President Obama Discusses Higher Education in his State-of-the-Union Address

On February 12, 2013, President Obama provided Congress his latest assessment of the State-of-the Union. In his address, he briefly discussed education ranging from pre-school to Higher Education.

When it came to Higher Education, the President made two major points:

  • Higher Education makes it more likely that one will be employed and that one will have a chance to join the middle class.
  • College affordability and value added are important.

Economic data have consistently revealed that educational attainment has a positive impact both on employment and earnings. Employment data show that those who have earned Bachelor’s degrees or higher have a persistently lower and more stable unemployment rate than those who have not attained such degrees.

During the fourth quarter of 2012, median weekly earnings for workers having a Bachelor’s degree were 66% above those who had only a high school diploma and 42% above those who had some exposure to college or had received an associate degree. Five years ago, workers with a Bachelor’s degree earned 63% more than those who had only a high school diploma and 42% more than those who had attended some college or had an associate degree.

In his speech, the President asked Congress to revise the Higher Education Act “so that affordability and value are included in determining which colleges receive certain types of federal aid.” Such a change would likely have broad implications in terms of college funding, accreditation reviews, and assessment.

The President also announced that his Administration would begin publishing a “College Scorecard” that could be used to compare institutions of Higher Education “based on…where you can get the most bang for your educational buck.”

The Scorecards contain the following information for each institution:

  • The annual net cost of attendance and the 2-year change in that cost. The net cost is the price students pay after grants and scholarships are deducted from a college’s cost of attendance.
  • The six-year graduation rate for first-time, full-time undergraduate students and the percentage of students who transferred to another institution.
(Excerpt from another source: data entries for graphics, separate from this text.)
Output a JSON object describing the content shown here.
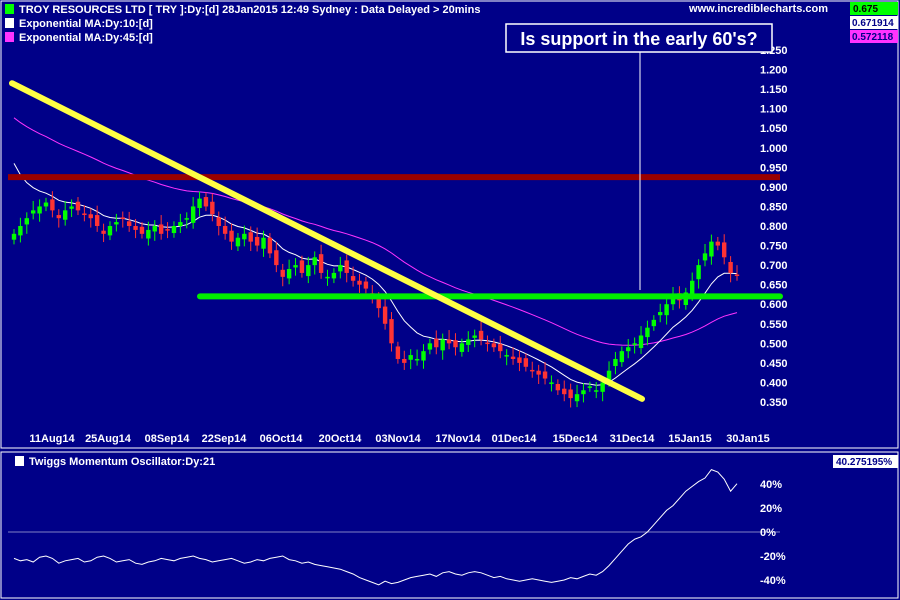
{
  "header": {
    "title": "TROY RESOURCES LTD [ TRY ]:Dy:[d]  28Jan2015 12:49 Sydney : Data Delayed > 20mins",
    "site": "www.incrediblecharts.com",
    "legend": [
      {
        "label": "Exponential MA:Dy:10:[d]",
        "color": "#ffffff"
      },
      {
        "label": "Exponential MA:Dy:45:[d]",
        "color": "#ff33ff"
      }
    ],
    "readouts": [
      {
        "value": "0.675",
        "bg": "#00ff00",
        "fg": "#000000"
      },
      {
        "value": "0.671914",
        "bg": "#ffffff",
        "fg": "#000088"
      },
      {
        "value": "0.572118",
        "bg": "#ff33ff",
        "fg": "#000088"
      }
    ]
  },
  "annotation": "Is support in the early 60's?",
  "oscillator": {
    "title": "Twiggs Momentum Oscillator:Dy:21",
    "readout": "40.275195%"
  },
  "colors": {
    "background": "#000088",
    "up_candle": "#00ff00",
    "down_candle": "#ff3333",
    "trendline": "#ffff44",
    "resistance": "#990000",
    "support": "#00ee00"
  },
  "chart_data": [
    {
      "type": "candlestick",
      "y_ticks": [
        "1.250",
        "1.200",
        "1.150",
        "1.100",
        "1.050",
        "1.000",
        "0.950",
        "0.900",
        "0.850",
        "0.800",
        "0.750",
        "0.700",
        "0.650",
        "0.600",
        "0.550",
        "0.500",
        "0.450",
        "0.400",
        "0.350"
      ],
      "x_ticks": [
        "11Aug14",
        "25Aug14",
        "08Sep14",
        "22Sep14",
        "06Oct14",
        "20Oct14",
        "03Nov14",
        "17Nov14",
        "01Dec14",
        "15Dec14",
        "31Dec14",
        "15Jan15",
        "30Jan15"
      ],
      "ylim": [
        0.33,
        1.26
      ],
      "closes": [
        0.78,
        0.8,
        0.82,
        0.84,
        0.85,
        0.86,
        0.84,
        0.82,
        0.84,
        0.85,
        0.84,
        0.83,
        0.82,
        0.8,
        0.78,
        0.8,
        0.81,
        0.82,
        0.8,
        0.79,
        0.78,
        0.79,
        0.8,
        0.78,
        0.79,
        0.8,
        0.81,
        0.82,
        0.85,
        0.87,
        0.85,
        0.83,
        0.8,
        0.78,
        0.76,
        0.77,
        0.78,
        0.76,
        0.75,
        0.77,
        0.73,
        0.7,
        0.67,
        0.69,
        0.7,
        0.68,
        0.7,
        0.72,
        0.68,
        0.67,
        0.68,
        0.7,
        0.68,
        0.66,
        0.65,
        0.64,
        0.62,
        0.59,
        0.55,
        0.5,
        0.46,
        0.45,
        0.47,
        0.46,
        0.48,
        0.5,
        0.49,
        0.51,
        0.5,
        0.49,
        0.5,
        0.51,
        0.52,
        0.51,
        0.5,
        0.49,
        0.48,
        0.47,
        0.46,
        0.45,
        0.44,
        0.43,
        0.42,
        0.41,
        0.4,
        0.38,
        0.37,
        0.36,
        0.37,
        0.38,
        0.39,
        0.38,
        0.4,
        0.43,
        0.46,
        0.48,
        0.49,
        0.5,
        0.52,
        0.54,
        0.56,
        0.58,
        0.6,
        0.62,
        0.61,
        0.63,
        0.66,
        0.7,
        0.73,
        0.76,
        0.75,
        0.72,
        0.68,
        0.675
      ],
      "support": 0.62,
      "resistance": 0.925,
      "trendline": {
        "from": [
          "start",
          1.165
        ],
        "to": [
          "06Jan15",
          0.358
        ]
      },
      "series": [
        {
          "name": "Exponential MA:Dy:10:[d]",
          "color": "#ffffff",
          "last": 0.671914
        },
        {
          "name": "Exponential MA:Dy:45:[d]",
          "color": "#ff33ff",
          "last": 0.572118
        }
      ]
    },
    {
      "type": "line",
      "name": "Twiggs Momentum Oscillator:Dy:21",
      "y_ticks": [
        "40%",
        "20%",
        "0%",
        "-20%",
        "-40%"
      ],
      "ylim": [
        -46,
        50
      ],
      "values": [
        -22,
        -24,
        -23,
        -25,
        -21,
        -20,
        -22,
        -26,
        -24,
        -23,
        -22,
        -25,
        -24,
        -21,
        -20,
        -22,
        -25,
        -24,
        -23,
        -26,
        -27,
        -25,
        -24,
        -22,
        -23,
        -24,
        -22,
        -21,
        -20,
        -22,
        -23,
        -25,
        -24,
        -23,
        -22,
        -24,
        -26,
        -25,
        -23,
        -24,
        -22,
        -21,
        -20,
        -23,
        -24,
        -26,
        -25,
        -27,
        -28,
        -29,
        -30,
        -31,
        -33,
        -35,
        -38,
        -40,
        -42,
        -44,
        -41,
        -43,
        -42,
        -40,
        -38,
        -37,
        -36,
        -35,
        -37,
        -34,
        -33,
        -35,
        -36,
        -34,
        -33,
        -34,
        -36,
        -38,
        -37,
        -39,
        -40,
        -41,
        -40,
        -39,
        -40,
        -41,
        -42,
        -41,
        -40,
        -38,
        -39,
        -37,
        -35,
        -36,
        -33,
        -28,
        -22,
        -16,
        -10,
        -6,
        -4,
        0,
        6,
        12,
        18,
        22,
        28,
        34,
        38,
        42,
        45,
        52,
        50,
        44,
        34,
        40.275195
      ]
    }
  ]
}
Graduation rates are ranked “low” (below a 40% six-year graduation rate), “medium” (40%-60% six-year rate), and “high” (above a 60% six-year graduation rate).
  • The college loan default rate for a college’s students in comparison with the national college loan default rate.
  • The median borrowing for the families of a student attending a given institution and the monthly repayment amount for that loan over a 10-year period.
  • A link to information concerning the kind of jobs a college’s students can obtain upon graduating.
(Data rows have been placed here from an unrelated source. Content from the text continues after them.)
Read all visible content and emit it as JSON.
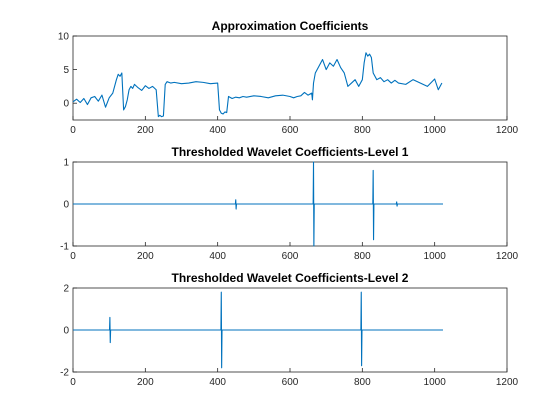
{
  "figure": {
    "line_color": "#0072bd"
  },
  "chart_data": [
    {
      "type": "line",
      "title": "Approximation Coefficients",
      "xlabel": "",
      "ylabel": "",
      "xlim": [
        0,
        1200
      ],
      "ylim": [
        -2.5,
        10
      ],
      "xticks": [
        0,
        200,
        400,
        600,
        800,
        1000,
        1200
      ],
      "yticks": [
        0,
        5,
        10
      ],
      "grid": false,
      "series": [
        {
          "x": [
            0,
            10,
            20,
            30,
            40,
            50,
            60,
            70,
            80,
            90,
            100,
            110,
            120,
            125,
            130,
            135,
            140,
            145,
            150,
            155,
            160,
            165,
            170,
            180,
            190,
            200,
            210,
            220,
            230,
            236,
            240,
            245,
            250,
            255,
            260,
            270,
            280,
            300,
            320,
            340,
            360,
            380,
            400,
            405,
            410,
            415,
            420,
            425,
            430,
            440,
            450,
            460,
            470,
            480,
            500,
            520,
            540,
            560,
            580,
            600,
            610,
            620,
            630,
            640,
            650,
            660,
            662,
            665,
            670,
            680,
            690,
            700,
            710,
            720,
            730,
            740,
            750,
            760,
            770,
            780,
            790,
            800,
            805,
            810,
            815,
            820,
            825,
            830,
            840,
            850,
            860,
            870,
            880,
            890,
            900,
            920,
            940,
            960,
            980,
            1000,
            1010,
            1020
          ],
          "y": [
            0.2,
            0.6,
            0.1,
            0.7,
            -0.2,
            0.8,
            1.0,
            0.3,
            1.2,
            -0.6,
            0.8,
            1.5,
            3.5,
            4.3,
            4.0,
            4.5,
            -1.0,
            -0.5,
            0.5,
            2.0,
            2.5,
            2.2,
            2.8,
            2.3,
            1.9,
            2.6,
            2.2,
            2.5,
            2.0,
            -2.0,
            -1.8,
            -2.0,
            -1.9,
            2.8,
            3.2,
            3.0,
            3.1,
            2.9,
            3.0,
            3.2,
            3.1,
            2.9,
            3.0,
            -1.0,
            -1.5,
            -1.6,
            -1.3,
            -1.4,
            1.0,
            0.7,
            0.9,
            0.8,
            1.0,
            0.9,
            1.1,
            1.0,
            0.8,
            1.1,
            1.2,
            1.0,
            0.8,
            1.0,
            1.1,
            1.6,
            1.2,
            1.5,
            0.5,
            3.0,
            4.5,
            5.5,
            6.5,
            5.0,
            6.0,
            5.5,
            6.5,
            5.3,
            4.5,
            2.5,
            3.0,
            3.5,
            2.5,
            3.5,
            6.0,
            7.5,
            7.0,
            7.3,
            6.8,
            4.5,
            3.5,
            3.8,
            3.2,
            3.5,
            3.0,
            3.4,
            3.0,
            2.8,
            3.5,
            3.0,
            2.5,
            3.6,
            2.0,
            3.0
          ]
        }
      ]
    },
    {
      "type": "line",
      "title": "Thresholded Wavelet Coefficients-Level 1",
      "xlabel": "",
      "ylabel": "",
      "xlim": [
        0,
        1200
      ],
      "ylim": [
        -1,
        1
      ],
      "xticks": [
        0,
        200,
        400,
        600,
        800,
        1000,
        1200
      ],
      "yticks": [
        -1,
        0,
        1
      ],
      "grid": false,
      "series": [
        {
          "x": [
            0,
            449,
            450,
            451,
            452,
            453,
            664,
            665,
            666,
            667,
            668,
            829,
            830,
            831,
            832,
            833,
            894,
            895,
            896,
            897,
            1023
          ],
          "y": [
            0,
            0,
            0.1,
            -0.12,
            0,
            0,
            0,
            1.05,
            -1.1,
            0,
            0,
            0,
            0.8,
            -0.85,
            0,
            0,
            0,
            0.05,
            -0.05,
            0,
            0
          ]
        }
      ]
    },
    {
      "type": "line",
      "title": "Thresholded Wavelet Coefficients-Level 2",
      "xlabel": "",
      "ylabel": "",
      "xlim": [
        0,
        1200
      ],
      "ylim": [
        -2,
        2
      ],
      "xticks": [
        0,
        200,
        400,
        600,
        800,
        1000,
        1200
      ],
      "yticks": [
        -2,
        0,
        2
      ],
      "grid": false,
      "series": [
        {
          "x": [
            0,
            101,
            102,
            103,
            104,
            409,
            410,
            411,
            412,
            413,
            796,
            797,
            798,
            799,
            800,
            1023
          ],
          "y": [
            0,
            0,
            0.6,
            -0.6,
            0,
            0,
            1.8,
            -1.8,
            0,
            0,
            0,
            1.8,
            -1.7,
            0,
            0,
            0
          ]
        }
      ]
    }
  ]
}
For Lehman College, the College Scorecard reports an annual cost of $3,671 per year. It notes that the average price has declined 0.4% from 2007 to 2009. The College’s six-year graduation rate is listed at 40.4% and it is noted that 24.6% of Lehman students transferred to another institution. The loan default rate for Lehman students was 5.5% vs. the national average of 13.4%. It was estimated that the families of Lehman’s students receive a median figure of $8,000 in federal loans. The monthly payments for that borrowing amount to $92.06 over ten years.

The Scorecard has limitations. Some limitations include:

  • The cost data is somewhat dated (2009 figures). It does not reflect current costs.
  • The six-year graduation rate for first-time, full-time undergraduate students may not adequately represent a college’s overall performance in graduating students. At some institutions, transfer students represent a significant, even majority, share of incoming undergraduates. According to the fall 2011 edition of the Lehman College Data Book, 608 first-time full-time freshmen enrolled at Lehman College and 981 full-time transfer students entered into undergraduate programs. Put another way, transfer students accounted for 62% of new full-time undergraduate students at Lehman College in fall 2011.
  • The median borrowing data might be dated and it only covers federal loans.
  • The employment data is not specific to each institution. Instead, one must research a college’s programs and use the “My Next Move” site to search or browse possible careers. A degree in a given field does not necessarily mean that all students are entering such a field. The data also does not reflect efforts of college placement offices to prepare students for entry into the professional field.
  • The scorecards provide no specific information on post-graduate outcomes including estimated lifetime earnings, employment, or attainment of advanced degrees.

In the end, the President’s address reaffirmed the importance of Higher Education. It also underscored a growing policy emphasis toward college performance and outcomes. The College Scorecard is a step in that direction.